Uit het rapport blijkt dat bijna driekwart (74 procent) van de partners die recht hadden op het aanvullend geboorteverlof hiervan gebruik heeft gemaakt. Daarnaast heeft zestien procent gebruikgemaakt van enkel de eerste week geboorteverlof. Een veelgenoemde reden voor de opname van het verlof is om meer tijd met het kind door te brengen. Slechts tien procent van de partners die daar recht op hadden, heeft helemaal geen aanvullend geboorteverlof opgenomen.

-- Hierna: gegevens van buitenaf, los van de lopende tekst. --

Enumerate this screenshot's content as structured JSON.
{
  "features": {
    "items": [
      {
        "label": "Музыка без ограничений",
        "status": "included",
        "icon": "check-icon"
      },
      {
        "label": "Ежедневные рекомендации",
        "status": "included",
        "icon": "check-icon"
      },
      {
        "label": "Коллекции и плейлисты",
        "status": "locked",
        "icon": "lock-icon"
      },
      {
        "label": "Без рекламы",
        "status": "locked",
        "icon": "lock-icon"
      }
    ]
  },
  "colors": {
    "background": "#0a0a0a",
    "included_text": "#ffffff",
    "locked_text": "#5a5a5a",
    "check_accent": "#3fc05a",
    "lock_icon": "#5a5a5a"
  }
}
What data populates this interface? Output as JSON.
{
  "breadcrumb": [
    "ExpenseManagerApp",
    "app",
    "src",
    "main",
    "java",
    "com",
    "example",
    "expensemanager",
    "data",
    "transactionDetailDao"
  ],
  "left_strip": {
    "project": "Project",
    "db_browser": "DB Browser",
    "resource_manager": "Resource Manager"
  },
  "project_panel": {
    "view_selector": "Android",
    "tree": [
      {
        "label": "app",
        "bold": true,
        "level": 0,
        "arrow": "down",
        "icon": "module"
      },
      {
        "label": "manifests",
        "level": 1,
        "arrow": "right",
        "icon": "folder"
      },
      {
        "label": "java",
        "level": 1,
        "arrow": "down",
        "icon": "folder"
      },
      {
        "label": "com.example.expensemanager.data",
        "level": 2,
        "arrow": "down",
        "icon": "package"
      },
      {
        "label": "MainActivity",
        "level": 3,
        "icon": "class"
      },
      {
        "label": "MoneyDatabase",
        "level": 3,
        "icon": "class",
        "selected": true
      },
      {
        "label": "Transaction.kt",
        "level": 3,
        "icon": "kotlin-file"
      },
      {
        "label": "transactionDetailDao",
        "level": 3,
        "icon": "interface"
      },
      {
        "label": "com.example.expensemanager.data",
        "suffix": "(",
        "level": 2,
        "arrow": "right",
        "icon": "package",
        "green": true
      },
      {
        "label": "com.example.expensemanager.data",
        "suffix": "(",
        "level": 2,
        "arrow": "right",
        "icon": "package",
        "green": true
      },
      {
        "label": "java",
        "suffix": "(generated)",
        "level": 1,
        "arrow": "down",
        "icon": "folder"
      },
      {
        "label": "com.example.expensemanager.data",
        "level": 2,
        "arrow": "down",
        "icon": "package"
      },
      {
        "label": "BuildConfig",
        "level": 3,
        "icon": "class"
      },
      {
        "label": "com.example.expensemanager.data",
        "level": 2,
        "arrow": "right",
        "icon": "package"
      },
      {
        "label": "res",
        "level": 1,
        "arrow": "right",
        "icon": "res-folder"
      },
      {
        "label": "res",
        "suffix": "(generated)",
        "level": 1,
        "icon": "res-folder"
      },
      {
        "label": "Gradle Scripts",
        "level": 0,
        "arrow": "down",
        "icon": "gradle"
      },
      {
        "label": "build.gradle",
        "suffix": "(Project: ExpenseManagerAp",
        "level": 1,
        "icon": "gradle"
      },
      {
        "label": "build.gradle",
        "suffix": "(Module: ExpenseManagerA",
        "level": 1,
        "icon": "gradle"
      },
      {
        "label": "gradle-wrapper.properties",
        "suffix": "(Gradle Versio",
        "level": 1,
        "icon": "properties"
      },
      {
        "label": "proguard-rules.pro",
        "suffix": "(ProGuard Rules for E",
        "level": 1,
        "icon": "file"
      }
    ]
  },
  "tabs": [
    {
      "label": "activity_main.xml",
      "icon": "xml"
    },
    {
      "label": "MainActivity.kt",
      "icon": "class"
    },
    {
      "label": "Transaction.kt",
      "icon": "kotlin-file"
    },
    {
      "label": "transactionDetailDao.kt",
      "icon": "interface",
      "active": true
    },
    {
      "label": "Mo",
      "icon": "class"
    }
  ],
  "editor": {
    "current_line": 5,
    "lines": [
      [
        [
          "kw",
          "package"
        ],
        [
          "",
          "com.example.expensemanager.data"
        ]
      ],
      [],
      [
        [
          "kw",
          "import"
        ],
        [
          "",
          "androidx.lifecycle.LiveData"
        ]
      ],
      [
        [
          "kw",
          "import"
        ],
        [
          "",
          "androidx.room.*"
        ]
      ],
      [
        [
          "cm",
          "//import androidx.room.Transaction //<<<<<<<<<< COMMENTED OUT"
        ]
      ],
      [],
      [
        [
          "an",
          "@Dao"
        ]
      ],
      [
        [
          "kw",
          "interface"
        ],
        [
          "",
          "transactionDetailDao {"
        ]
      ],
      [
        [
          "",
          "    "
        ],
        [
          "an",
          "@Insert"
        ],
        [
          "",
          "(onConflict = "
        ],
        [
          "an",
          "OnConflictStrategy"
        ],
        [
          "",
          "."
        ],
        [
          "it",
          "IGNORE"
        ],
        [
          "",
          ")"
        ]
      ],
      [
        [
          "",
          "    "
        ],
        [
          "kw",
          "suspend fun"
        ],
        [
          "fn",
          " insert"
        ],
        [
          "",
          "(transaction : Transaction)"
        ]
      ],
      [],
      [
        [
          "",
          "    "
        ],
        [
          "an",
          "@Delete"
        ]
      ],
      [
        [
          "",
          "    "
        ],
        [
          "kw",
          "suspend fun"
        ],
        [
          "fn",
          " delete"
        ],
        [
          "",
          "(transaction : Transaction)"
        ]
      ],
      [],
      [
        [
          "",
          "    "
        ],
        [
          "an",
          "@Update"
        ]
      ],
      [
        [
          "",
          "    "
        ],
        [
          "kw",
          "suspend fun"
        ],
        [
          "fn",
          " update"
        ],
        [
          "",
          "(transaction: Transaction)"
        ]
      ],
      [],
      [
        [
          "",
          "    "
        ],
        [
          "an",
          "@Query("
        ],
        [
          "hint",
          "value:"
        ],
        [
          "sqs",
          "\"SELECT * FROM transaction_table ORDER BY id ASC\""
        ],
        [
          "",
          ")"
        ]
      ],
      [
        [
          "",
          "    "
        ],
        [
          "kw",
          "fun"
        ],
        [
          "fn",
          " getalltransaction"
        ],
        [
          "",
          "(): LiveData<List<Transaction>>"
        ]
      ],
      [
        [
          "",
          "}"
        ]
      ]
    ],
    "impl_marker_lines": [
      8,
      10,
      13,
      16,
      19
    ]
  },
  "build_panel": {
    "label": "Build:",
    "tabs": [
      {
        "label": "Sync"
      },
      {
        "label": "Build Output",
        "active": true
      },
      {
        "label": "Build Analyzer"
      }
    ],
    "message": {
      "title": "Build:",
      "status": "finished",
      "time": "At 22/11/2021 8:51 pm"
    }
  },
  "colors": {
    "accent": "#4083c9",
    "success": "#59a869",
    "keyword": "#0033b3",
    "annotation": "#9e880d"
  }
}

Van degenen die geen aanvullend geboorteverlof opnamen (26 procent), gaf bijna de helft aan dat zij het aanvullend geboorteverlof niet nodig hadden. In de meeste gevallen was dit zo omdat de moeder minder ging werken of hiermee stopte. Hiernaast gaf ruim 40 procent van deze groep aan, dat zij er wel gebruik van hadden willen maken, maar dat dit voor hen niet mogelijk was. Meestal was dit om financiële redenen. Van alle ouders uit de onderzoeksgroep zijnde/met partner in loondienst, gaf zes procent aan het aanvullend geboorteverlof niet op te nemen, omdat zij financieel niet rond konden komen met de uitkering van 70 procent van het (maximum)dagloon. In huishoudens met een gezamenlijk inkomen van meer dan € 4.000 netto per maand, werd het aanvullend geboorteverlof door 85 procent van de partners opgenomen. In huishoudens met een gezamenlijk inkomen lager dan € 4.000 netto per maand was dit 63 procent van de partners.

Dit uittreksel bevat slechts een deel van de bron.